Saturday, March 28, 2009

Laying Charges

LONDON — A Spanish court has taken the first steps toward opening a criminal investigation into allegations that six former high-level Bush administration officials violated international law by providing the legal framework to justify the torture of prisoners at Guantánamo Bay, Cuba, an official close to the case said.

The case, against former Attorney General Alberto R. Gonzales and others, was sent to the prosecutor’s office for review by Baltasar Garzón, the crusading investigative judge who ordered the arrest of the former Chilean dictator Augusto Pinochet. The official said that it was “highly probable” that the case would go forward and that it could lead to arrest warrants.

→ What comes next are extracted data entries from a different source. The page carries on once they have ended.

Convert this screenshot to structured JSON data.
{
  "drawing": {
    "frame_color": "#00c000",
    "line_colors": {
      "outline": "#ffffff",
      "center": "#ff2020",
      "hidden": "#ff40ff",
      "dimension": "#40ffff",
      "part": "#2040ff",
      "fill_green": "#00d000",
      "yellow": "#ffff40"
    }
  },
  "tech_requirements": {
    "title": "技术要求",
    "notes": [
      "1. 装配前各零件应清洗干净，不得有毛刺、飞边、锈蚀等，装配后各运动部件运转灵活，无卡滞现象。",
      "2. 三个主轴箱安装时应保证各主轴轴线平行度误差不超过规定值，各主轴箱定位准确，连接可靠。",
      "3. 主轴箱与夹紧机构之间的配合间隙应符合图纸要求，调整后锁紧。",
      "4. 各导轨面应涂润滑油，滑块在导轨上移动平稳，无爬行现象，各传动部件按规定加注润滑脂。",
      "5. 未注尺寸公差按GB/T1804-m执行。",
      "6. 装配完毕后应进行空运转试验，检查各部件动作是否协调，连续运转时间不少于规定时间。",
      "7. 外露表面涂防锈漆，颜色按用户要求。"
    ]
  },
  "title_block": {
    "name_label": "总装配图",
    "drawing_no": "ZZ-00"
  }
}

The move represents a step toward ascertaining the legal accountability of top Bush administration officials for allegations of torture and mistreatment of prisoners in the campaign against terrorism. But some American experts said that even if warrants were issued their significance could be more symbolic than practical, and that it was a near certainty that the warrants would not lead to arrests if the officials did not leave the United States.
So high officials of the Bush regime will never again be able to safely step outside the borders of the United States? That seems a bit more than symbolism to me.

This also helps make the case I and several hundred other people were trying to make when we protested outside the Telus Convention Center in Calgary as a war criminal our government welcomed with open arms spoke inside.

There is an overwhelming preponderance of evidence that George W. Bush ordered that crimes against humanity be committed. Torture. Kidnapping. Murder.

But at least Canadians are safe from British MPs who deliver medical supplies to victims of horrific suffering.